Local media outlets in major cities and around the country are slowly eroding. First, companies announce cutbacks and reduce staff. Then, as the financial hemorrhage continues, newspapers decrease the number of issues they print and start the sale of tertiary assets to stay afloat.
Simon Bredin is the only editor at Torontoist, and works alongside web developers and ad sales teams from across St. Joseph Communications, which also publishes Toronto Life and Fashion.
“We have good owners who support our mission,” Bredin said. “I don’t see any immediate danger. But, let’s not be precious about it. The long-term trends are not promising for local news or for any kind of news, [including] television and print magazines.”

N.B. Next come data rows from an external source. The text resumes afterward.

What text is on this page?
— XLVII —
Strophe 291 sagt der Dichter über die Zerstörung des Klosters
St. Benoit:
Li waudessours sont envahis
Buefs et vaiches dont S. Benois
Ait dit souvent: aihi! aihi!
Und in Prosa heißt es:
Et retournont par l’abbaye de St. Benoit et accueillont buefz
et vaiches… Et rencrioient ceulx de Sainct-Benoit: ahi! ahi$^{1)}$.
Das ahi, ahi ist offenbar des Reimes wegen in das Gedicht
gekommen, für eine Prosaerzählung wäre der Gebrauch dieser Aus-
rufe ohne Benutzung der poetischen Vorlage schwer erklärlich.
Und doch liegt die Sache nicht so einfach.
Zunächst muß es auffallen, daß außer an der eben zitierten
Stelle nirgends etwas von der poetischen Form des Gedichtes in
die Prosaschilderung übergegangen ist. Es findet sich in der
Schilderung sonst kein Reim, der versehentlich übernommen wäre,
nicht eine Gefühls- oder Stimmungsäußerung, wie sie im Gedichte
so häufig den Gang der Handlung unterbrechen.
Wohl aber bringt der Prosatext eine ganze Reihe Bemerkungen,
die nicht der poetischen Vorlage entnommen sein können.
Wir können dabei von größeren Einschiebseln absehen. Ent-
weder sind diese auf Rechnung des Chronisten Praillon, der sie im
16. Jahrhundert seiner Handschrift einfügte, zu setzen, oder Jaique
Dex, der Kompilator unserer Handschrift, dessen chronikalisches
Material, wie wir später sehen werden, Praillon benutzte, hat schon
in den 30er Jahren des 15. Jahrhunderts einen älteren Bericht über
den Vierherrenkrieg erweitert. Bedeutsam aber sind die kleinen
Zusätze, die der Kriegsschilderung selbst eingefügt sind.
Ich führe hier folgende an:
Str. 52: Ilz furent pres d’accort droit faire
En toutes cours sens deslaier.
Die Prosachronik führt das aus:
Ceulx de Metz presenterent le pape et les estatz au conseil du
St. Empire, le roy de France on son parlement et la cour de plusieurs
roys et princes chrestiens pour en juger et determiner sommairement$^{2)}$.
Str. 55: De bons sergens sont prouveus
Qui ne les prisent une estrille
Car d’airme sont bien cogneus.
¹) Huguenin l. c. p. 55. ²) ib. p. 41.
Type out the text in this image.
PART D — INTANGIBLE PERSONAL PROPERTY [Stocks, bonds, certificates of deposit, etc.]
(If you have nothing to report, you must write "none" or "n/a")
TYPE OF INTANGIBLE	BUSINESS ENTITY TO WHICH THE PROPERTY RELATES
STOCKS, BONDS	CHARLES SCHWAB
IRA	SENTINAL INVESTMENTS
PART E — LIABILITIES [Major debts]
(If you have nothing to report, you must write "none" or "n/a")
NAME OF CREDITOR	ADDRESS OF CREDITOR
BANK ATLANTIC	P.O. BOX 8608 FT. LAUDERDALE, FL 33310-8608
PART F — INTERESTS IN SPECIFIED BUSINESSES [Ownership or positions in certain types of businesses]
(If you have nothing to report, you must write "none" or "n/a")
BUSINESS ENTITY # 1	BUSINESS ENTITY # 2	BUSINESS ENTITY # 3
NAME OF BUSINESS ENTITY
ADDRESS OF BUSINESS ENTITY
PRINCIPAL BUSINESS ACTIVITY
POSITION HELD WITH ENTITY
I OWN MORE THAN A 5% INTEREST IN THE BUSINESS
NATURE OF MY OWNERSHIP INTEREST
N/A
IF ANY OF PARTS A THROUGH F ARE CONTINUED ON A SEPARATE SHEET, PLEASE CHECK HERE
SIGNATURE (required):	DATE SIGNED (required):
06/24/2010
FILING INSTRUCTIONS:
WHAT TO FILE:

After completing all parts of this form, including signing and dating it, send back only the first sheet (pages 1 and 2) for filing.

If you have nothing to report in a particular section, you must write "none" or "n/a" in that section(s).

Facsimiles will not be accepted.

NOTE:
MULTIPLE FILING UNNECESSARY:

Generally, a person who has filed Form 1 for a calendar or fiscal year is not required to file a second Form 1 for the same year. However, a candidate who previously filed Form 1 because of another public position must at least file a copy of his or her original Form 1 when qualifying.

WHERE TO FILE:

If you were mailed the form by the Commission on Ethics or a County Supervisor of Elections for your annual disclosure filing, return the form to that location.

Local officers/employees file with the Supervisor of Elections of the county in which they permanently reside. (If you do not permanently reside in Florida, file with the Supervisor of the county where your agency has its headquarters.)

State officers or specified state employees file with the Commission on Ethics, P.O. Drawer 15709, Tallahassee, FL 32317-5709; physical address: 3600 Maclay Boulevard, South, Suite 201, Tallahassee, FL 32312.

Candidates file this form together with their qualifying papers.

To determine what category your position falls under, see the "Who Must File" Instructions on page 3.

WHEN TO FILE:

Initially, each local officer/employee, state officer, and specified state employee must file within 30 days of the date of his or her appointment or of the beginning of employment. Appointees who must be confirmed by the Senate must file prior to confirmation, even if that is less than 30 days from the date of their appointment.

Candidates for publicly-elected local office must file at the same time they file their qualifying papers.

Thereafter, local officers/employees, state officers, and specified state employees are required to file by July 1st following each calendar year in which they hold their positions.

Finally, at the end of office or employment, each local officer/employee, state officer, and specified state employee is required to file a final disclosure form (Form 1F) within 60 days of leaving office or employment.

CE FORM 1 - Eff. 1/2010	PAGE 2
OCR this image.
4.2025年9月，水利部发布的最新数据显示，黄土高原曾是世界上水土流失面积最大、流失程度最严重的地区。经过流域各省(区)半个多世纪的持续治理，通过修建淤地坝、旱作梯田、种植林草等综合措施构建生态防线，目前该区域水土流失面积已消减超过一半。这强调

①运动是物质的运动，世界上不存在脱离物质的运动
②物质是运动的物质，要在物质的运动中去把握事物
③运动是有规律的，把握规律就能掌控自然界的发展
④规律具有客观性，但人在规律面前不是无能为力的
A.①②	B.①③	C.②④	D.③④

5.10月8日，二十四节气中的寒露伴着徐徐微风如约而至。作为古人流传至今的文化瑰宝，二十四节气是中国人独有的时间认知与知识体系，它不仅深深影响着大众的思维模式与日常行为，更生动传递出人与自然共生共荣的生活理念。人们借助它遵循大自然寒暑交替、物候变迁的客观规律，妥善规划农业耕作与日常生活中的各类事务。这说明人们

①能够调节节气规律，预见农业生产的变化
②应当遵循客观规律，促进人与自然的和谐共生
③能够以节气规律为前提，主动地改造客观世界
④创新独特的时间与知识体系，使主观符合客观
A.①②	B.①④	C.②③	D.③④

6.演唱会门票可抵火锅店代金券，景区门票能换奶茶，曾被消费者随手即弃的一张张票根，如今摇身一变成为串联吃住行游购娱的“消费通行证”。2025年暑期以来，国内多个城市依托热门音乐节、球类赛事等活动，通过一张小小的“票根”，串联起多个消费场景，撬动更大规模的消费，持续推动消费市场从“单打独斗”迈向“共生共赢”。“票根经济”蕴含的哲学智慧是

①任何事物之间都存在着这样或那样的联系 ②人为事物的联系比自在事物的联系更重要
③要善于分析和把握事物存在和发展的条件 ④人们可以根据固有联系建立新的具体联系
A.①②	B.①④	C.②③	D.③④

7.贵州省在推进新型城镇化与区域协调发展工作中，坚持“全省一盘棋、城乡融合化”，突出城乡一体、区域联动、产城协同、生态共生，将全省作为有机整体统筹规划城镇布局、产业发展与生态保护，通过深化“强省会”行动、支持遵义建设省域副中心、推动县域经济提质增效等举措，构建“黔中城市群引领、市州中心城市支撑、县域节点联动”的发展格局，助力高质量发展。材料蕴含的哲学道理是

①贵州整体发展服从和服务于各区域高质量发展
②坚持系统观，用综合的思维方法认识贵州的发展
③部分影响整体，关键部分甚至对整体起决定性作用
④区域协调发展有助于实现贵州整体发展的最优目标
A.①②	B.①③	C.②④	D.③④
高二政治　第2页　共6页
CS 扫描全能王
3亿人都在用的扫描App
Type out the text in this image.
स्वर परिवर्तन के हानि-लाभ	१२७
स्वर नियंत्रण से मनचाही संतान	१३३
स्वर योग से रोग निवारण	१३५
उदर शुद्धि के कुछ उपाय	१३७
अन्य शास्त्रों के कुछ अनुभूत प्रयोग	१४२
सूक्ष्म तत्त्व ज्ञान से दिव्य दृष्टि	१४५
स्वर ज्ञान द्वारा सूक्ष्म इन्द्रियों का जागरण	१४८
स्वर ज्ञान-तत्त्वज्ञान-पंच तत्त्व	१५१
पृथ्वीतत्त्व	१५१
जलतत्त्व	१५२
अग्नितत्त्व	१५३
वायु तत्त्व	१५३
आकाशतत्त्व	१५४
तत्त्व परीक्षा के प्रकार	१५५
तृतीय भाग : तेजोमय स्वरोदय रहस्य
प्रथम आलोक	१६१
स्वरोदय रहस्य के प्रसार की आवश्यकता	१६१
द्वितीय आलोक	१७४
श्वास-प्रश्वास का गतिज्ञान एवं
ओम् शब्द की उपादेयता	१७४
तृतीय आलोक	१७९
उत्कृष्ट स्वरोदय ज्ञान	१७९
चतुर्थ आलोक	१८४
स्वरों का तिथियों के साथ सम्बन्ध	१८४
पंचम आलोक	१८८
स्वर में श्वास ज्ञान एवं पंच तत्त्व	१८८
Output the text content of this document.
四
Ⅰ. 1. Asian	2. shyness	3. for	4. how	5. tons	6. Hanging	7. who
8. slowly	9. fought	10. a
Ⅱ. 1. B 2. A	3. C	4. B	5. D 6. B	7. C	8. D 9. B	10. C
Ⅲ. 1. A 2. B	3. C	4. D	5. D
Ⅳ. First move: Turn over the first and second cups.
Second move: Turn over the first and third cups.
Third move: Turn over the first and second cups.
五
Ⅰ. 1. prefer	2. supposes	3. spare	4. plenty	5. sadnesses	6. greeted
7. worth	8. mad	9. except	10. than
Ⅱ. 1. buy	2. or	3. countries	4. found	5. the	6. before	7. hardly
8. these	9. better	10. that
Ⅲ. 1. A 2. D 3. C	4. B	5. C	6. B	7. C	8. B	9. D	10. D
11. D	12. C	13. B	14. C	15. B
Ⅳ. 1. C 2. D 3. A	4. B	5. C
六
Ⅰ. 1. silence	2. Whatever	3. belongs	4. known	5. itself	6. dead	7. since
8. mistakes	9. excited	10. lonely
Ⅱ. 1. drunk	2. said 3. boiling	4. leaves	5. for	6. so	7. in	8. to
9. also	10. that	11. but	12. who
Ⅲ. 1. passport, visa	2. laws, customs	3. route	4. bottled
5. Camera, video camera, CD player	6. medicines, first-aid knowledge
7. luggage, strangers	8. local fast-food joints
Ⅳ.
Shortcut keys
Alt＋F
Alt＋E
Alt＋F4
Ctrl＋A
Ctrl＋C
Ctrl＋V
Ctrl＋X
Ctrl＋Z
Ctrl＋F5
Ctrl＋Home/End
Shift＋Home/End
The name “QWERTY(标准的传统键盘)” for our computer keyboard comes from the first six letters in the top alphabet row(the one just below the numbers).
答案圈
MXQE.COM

Declining ad sales have forced most publications to look elsewhere for revenue. Larger organisations have taken to hosting conferences and exclusive events to supplement their income. Torontoist, on the other hand, sells paraphernalia featuring Toronto-centric designs, and is also funded through the crowdfunding site, Patreon.
Toronto’s alternative-weekly NOW Magazine also recently announced that it is accepting donations to its site — a first for the magazine since its inception 36 years ago.
“The difficulties facing the media are everywhere, including Toronto. As someone who is working hard to buck that trend, it’s here,” said Alice Klein, editor and publisher of NOW.
“The way that sales and marketing take place in [this] day and age is very different than it has been in the past. The relationship between the advertising world and the media world has shifted drastically and not toward empowering the media.”
NOW employs 12 full-time editors who are unionized. With a robust print and digital business, Klein said she sees “a lot of value in continuing in print.”
When a site or paper is shut down, for whatever reason, it is often compared to a death, like in the cases of Gothamist and Gawker. Following their deaths is a period of mourning, but eventually the (print) world moves on.
Eyebrows were raised when New York City-based Gothamist abruptly shut down in early November. Alongside affiliate local sites in Washington D.C., Chicago, Los Angeles and San Francisco —DNAinfo, another neighbourhood news site the Gothamist network recently merged with— also folded.
Combined, the sites reached over 9 million people monthly with news from local city hall, new restaurants and events around their cities. In the weeks before it was shut down, for instance, Gothamist extensively covered the vehicular attack along the Hudson River bike path.
Neighbourhood storytelling is not a viable business, read a statement by owner Joe Ricketts, published on the landing page of each site and addressed to Gothamist and DNAinfo readers. Access to the networks’ content archive was restricted in the first few days following the public letter. “Progress hasn’t been sufficient to support the tremendous effort and expense needed to produce the type of journalism on which the company was founded,” Ricketts added in the statement.
When the Gothamist sites were first launched in the early 2000s, a Toronto site was in the fold. In 2011, Torontoist was sold to the Canadian publishing house, St. Joseph Communications.
Bredin who penned a column for the Torontoist about Ricketts’ decision, mourned the loss of 115 jobs in journalism with the closing of the sites. He remains hopeful, but cautious about this “precarious moment for local journalistic outlets everywhere.”
Although the site doesn’t generally break traditional news, BlogTO informs Toronto residents on information about local neighbourhoods – from dog park hours to health violations at restaurants – not routinely included in media outlets with a broader scope. Gothamist served a similar calling to its New York City readers by ranking the city’s 12 best chicken wing spots or its most famous rat videos.
However, BlogTO publisher Tim Shore said he doesn’t believe Ricketts’ actions have any impact on the longevity of his site.
“I don’t buy that this was an economic decision. As far as we know, Ricketts never even offered them up for sale to other media companies,”Shore said in an email. “I’m sure there would have been buyers that would have invested in them and kept them going.”
The move to shutter the company closely followed a successful employee vote to unionize, and two months before the companies folded, Ricketts published a blog post about his dislike of unions within his organizations.
“We pride ourselves on being one of the few progressive media [companies] who can get in there and compete in a very difficult marketplace,” said Klein. “We do it with a lot of innovation and creativity, which is also what we bring to our journalism.”
The future of journalism is hard to predict, so it’s important to celebrate every win, Klein added.
“A lot of these places don’t have a lot of local news sources left,” said Bredin. “All of the Gothamist and network sites were dedicated just to that. It’s sad to see.”